SF Giants president weirdly ties payroll limitations to employee benefits
During an interview on Tim Kawakami's podcast, The TK Show, this week, SF Giants president of baseball operations Farhan Zaidi was directly asked about owner Greg Johnson's controversial comments during the postseason press conference when he mentioned a desire to "somewhat break even" when asked about potentially paying the luxury tax. Zaidi's response left something to be desired. He seemed to hint that the team's more conservative spending is because of employee benefits.
"I'm not just thinking about our player payroll," Zaidi said. "I think about not laying people off, I think about providing benefits and resources to the people who work here, which we do a wonderful job of."
Zaidi continued that the team needed to focus on "economic sustainability" for the team's employees - not just players and fans.
While there's no reason to doubt that the Giants take care of team employees - Zaidi didn't get into specifics about the team's group health care or 401K plans - it's unusual that he presented spending on free agents as an either/or proposition with mass employee layoffs. After all, the scale of costs is simply drastically different. It's hard to believe that pay raises and increased benefits to non-player employees are responsible for the team's decline in payroll since its peak in 2018, especially since the Giants received significant criticism from the concession stadium workers' union for not doing due diligence to protect them from the spread of COVID-19 and not pressuring their subcontractor (Bon Appetit) to improve pay and benefits.

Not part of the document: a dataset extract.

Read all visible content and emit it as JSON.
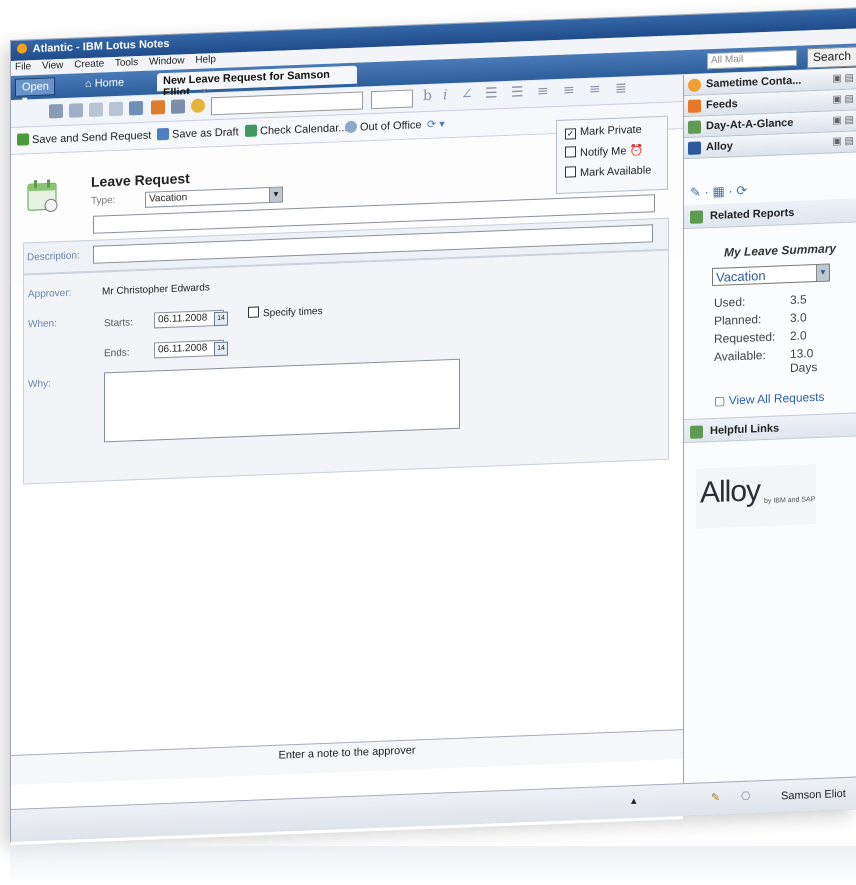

Declining revenues from the COVID-19 pandemic are partially responsible, but any cashflow problem for the Giants may be partially self-created as well. They decided to engage in a $2.5 billion real estate project at Mission Rock because they believe it will be a lucrative long-term venture. That may be a great long-term business move for them, but in the meantime, they have needed to fund the development with limited immediate return.
Zaidi's comment was an odd hedge in what was overall a very frank and honest conversation about the team's offseason activities. Zaidi said that ownership authorized spending big on three top free-agent targets: Shohei Ohtani, Yoshinobu Yamamoto, and Jung Hoo Lee. He didn't think money was a limitation, saying that at a certain point in the process, players decide where they want to go and agents simply try to get the most money from those teams. He also did a good job dispelling rumors that there were geographic disadvantages to the city of San Francisco. Granted, he did leave out some context in a brief rehashing of the 2021-22 offseason.
Zaidi also revealed the team's secret weapon in recruiting Shohei Ohtani and Yoshinobu Yamamato: Bento boxes. While he wouldn't confirm exactly which free-agent recruit loved the food they served, he shouted out Akari Japanese Bistro for their generous portion sizes. Maybe that's also an expensive employee benefit?
Assuming the $73 million remaining on Robbie Ray's contract with Friday's big trade shows that ownership will spend money if only to erase the ill-advised signings of Mitch Haniger and Anthony DeSclafani. But let's not pretend the Giants are bargain-hunting in free agency purely to avoid layoffs. Much like the SF Giants offense in 2023, that explanation is a big whiff.